After an initial splash the novel stalled at bookstores. “A number of my readers would think Why Are We in Vietnam? was my best book,” Mailer claimed years later. “I thought I had never written a funnier one.”

By summer an undeclared presidential candidate who had made his name in business was making the Texan President uneasy with his rising strength in the polls. George Romney, the former American Motors Corporation executive and governor of Michigan recently made famous by his strong-handed performance during Detroit’s riots, was the current favorite for the Republicans, ahead of Richard Nixon, Nelson Rockefeller, and others.

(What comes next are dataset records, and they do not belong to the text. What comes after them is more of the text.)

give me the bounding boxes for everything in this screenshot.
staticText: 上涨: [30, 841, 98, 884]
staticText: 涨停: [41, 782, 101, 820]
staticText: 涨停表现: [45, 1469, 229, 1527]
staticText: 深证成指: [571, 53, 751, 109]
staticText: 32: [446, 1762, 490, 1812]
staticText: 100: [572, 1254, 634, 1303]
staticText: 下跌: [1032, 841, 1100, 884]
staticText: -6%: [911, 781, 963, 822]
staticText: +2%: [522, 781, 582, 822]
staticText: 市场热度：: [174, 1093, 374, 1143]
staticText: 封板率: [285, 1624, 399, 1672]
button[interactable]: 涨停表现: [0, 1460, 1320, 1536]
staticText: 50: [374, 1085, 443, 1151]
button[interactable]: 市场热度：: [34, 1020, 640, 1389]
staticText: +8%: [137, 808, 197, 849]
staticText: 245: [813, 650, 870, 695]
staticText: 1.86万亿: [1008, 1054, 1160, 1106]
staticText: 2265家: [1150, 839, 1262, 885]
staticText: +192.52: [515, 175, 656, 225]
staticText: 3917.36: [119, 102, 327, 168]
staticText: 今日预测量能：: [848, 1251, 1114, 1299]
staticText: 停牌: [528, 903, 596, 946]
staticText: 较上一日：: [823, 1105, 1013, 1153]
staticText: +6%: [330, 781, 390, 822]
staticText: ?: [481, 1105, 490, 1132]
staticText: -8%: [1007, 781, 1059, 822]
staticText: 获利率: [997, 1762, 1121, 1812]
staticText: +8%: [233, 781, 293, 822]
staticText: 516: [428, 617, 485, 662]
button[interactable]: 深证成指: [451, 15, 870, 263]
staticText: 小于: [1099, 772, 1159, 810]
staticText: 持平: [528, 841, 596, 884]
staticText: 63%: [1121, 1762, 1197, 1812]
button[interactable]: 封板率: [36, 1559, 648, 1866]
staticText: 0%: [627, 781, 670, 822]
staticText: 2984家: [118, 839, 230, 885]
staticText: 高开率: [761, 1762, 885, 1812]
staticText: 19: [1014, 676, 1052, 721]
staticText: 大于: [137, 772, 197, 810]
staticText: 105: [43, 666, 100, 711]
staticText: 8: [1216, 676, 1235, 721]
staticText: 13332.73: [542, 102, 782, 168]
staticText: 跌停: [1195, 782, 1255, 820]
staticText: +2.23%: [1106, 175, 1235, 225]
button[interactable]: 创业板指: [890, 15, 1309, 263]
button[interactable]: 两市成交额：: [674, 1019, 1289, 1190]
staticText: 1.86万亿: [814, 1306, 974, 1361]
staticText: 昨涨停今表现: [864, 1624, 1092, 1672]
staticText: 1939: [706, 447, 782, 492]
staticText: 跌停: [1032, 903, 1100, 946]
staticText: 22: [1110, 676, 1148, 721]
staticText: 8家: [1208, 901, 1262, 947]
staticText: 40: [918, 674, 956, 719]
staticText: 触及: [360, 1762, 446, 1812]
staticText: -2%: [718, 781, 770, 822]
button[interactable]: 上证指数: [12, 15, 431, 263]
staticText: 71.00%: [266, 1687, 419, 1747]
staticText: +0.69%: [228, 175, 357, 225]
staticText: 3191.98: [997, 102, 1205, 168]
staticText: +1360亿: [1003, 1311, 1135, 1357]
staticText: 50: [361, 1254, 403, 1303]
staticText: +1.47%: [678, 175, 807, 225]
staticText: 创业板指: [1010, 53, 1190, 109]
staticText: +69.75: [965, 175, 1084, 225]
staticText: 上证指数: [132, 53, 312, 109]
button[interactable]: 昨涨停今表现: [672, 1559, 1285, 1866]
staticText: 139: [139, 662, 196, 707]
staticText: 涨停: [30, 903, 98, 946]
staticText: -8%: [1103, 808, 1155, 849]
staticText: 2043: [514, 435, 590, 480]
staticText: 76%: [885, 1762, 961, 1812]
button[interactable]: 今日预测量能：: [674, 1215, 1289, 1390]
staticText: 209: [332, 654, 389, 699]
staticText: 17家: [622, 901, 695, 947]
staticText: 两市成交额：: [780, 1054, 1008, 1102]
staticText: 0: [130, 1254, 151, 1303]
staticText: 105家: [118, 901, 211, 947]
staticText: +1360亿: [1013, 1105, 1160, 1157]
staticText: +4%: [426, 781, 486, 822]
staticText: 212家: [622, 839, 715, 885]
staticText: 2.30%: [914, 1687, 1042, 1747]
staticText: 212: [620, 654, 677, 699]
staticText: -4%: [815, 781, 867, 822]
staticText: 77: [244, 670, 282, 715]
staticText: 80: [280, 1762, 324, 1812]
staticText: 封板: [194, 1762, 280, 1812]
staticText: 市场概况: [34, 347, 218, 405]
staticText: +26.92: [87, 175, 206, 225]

But then, on September 4, he gave a fateful interview. Explaining his sudden change of heart about the war in Vietnam, Romney claimed that during his 1965 visit to Southeast Asia, military personnel had given him “the greatest brainwashing that anyone can get.” Despite the growing unpopularity of the war, Romney’s comments caused his standing in the polls to drop sharply, as one commentator after another asked how a man so easily taken in by military aides would survive as President. Romney’s best response was to make a tour of inner-city battle scenes for several weeks, exploring the aftermath of recent violence around the country. By the end of September, Romney’s popularity had edged back up. A world tour in December failed to secure his stature among Republican candidates, though, and by January 1968 he trailed Nixon, Rockefeller, and California’s governor, Ronald Reagan, and quit the race two weeks before the New Hampshire primary, not sure exactly what had beaten him.